Draft guidance marks first step in process towards official change in donor eligibility

PROVIDENCE — Rhode Island Blood Center (RIBC) today applauds the Food and Drug Administration’s (FDA) updated guidance that would establish blood donor screening based on an individualized assessment approach, not sexual or gender identity.

“Rhode Island Blood Center supports the FDA with their latest draft guidelines that is more all-inclusive and science based,” said Caitlin Grimaldi-Flick, Marketing and Communications Manager for Rhode Island Blood Center. “We remain committed in our mission to help save lives in our community. We believe these recommendations, which bring us more in line with other countries who have adopted these guidelines, will allow us to welcome new potential donors to help as our inventory levels at times continue to be below the ideal 5-7 days.” 

All U.S. blood centers are regulated by the FDA and must adhere to their donor eligibility policies. In 1983, the FDA instituted a lifetime deferral on blood donations for gay and bisexual men in order to reduce the chance of HIV in the blood supply at a time when testing was limited or non-existent. In 2015, the FDA revised this policy and moved to a 12-month deferral for men who have sex with men in response to comprehensive testing capabilities and data demonstrating safety in shortened deferral. This policy was revised again in 2020 to the current 3-month deferral.

These latest proposed changes are based on data from the “Assessing Donor Variability and New Concepts in Eligibility” (ADVANCE) Study, which sought to determine if different eligibility criteria could be used by focusing on each donor’s individual risk behavior rather than their sexual orientation. Today’s updated guidance reflects the scientific data gathered as part of the ADVANCE Study. ADVANCE Study results will be released in the coming year.
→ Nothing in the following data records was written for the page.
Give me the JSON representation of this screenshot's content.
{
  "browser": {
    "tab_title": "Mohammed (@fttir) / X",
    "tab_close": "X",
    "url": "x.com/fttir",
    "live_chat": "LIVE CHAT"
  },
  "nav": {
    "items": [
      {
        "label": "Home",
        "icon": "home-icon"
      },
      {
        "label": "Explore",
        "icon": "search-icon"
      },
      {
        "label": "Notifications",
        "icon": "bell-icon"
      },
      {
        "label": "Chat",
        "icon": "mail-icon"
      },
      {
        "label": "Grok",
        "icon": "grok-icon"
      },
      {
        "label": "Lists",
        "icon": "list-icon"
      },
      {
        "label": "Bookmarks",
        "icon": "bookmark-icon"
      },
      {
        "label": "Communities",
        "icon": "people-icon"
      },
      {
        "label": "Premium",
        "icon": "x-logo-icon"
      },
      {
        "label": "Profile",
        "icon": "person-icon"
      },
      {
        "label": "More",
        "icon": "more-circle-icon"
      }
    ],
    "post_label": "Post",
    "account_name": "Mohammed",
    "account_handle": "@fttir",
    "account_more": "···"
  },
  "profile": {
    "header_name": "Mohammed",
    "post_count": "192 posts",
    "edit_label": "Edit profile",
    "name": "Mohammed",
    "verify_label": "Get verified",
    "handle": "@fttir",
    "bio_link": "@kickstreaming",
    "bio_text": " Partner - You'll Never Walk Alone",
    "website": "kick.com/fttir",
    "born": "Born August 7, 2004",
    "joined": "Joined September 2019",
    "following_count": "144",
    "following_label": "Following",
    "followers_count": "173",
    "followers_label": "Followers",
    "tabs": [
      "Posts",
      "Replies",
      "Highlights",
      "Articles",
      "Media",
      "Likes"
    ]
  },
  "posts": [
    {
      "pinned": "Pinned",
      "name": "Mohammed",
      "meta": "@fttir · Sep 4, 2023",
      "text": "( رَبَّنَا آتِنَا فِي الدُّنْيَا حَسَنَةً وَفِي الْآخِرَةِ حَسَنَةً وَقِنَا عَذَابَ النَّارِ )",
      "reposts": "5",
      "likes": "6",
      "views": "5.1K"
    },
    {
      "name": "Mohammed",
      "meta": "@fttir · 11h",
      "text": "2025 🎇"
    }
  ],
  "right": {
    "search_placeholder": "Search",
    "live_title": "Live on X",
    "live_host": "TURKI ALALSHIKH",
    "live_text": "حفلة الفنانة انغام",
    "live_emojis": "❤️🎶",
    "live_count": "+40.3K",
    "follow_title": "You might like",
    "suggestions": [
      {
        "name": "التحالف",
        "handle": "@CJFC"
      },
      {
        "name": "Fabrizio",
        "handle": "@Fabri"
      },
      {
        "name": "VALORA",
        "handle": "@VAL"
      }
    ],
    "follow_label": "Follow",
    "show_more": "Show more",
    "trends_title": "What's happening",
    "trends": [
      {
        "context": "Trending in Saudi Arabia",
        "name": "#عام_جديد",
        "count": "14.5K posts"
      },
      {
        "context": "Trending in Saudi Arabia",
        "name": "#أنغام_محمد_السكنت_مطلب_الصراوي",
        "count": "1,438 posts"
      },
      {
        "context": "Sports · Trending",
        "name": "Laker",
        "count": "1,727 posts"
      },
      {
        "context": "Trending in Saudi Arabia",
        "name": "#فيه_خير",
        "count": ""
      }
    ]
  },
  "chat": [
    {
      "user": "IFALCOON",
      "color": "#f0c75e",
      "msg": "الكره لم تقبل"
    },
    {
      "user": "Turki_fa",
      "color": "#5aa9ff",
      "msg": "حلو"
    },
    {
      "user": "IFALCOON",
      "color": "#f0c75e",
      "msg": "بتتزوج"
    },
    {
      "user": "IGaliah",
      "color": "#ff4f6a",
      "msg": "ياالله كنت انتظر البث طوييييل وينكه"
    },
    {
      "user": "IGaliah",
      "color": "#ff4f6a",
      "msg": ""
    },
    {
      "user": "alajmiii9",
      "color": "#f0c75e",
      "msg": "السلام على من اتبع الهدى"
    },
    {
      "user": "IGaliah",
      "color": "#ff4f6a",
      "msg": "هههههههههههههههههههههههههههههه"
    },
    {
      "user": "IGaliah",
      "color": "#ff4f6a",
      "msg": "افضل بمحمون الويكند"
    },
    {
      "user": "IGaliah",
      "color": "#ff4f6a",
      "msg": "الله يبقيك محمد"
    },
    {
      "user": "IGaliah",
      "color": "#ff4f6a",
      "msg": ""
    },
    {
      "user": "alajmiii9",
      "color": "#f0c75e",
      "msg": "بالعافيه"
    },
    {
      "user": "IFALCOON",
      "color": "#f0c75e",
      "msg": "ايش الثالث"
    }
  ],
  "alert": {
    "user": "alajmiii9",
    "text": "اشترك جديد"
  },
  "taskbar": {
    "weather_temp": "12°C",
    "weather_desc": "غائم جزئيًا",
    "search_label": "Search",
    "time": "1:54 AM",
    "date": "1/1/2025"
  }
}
The new draft guidance is the first step in a lengthy process of welcoming previously deferred individuals as blood donors. The entire process will involve a public comment period, final guidance, revised donor questionnaires, and finally updated operational procedures, information systems, and staff training. The draft guidance has a 60-day comment period, after which the FDA will issue final guidance.

Details of the draft FDA guidance for Individual Risk Assessment:

  • The time-based deferrals for men who have sex with men (MSM) and women who have sex with MSM would be eliminated.
  • The current donor history questionnaire would be revised to ask all prospective donors about new or multiple sexual partners in the past three months.
  • Prospective donors who report having a new sexual partner, or more than one sexual partner in the past three months, would then be asked about a history of anal sex in the past three months.
  • All prospective donors who report having a new sexual partner or more than one sexual partner and had anal sex in the past three months would be deferred from donation.
  • Under this proposal, a prospective donor who does not report having new or multiple sexual partners, may be eligible to donate, provided all other eligibility criteria are met. 

Upon final guidance issuance, blood collection establishments will update their software and train staff. Centers will use the approved uniform donor history or submit their new questionnaires to FDA. The above steps could take 6 months to 1 year to implement.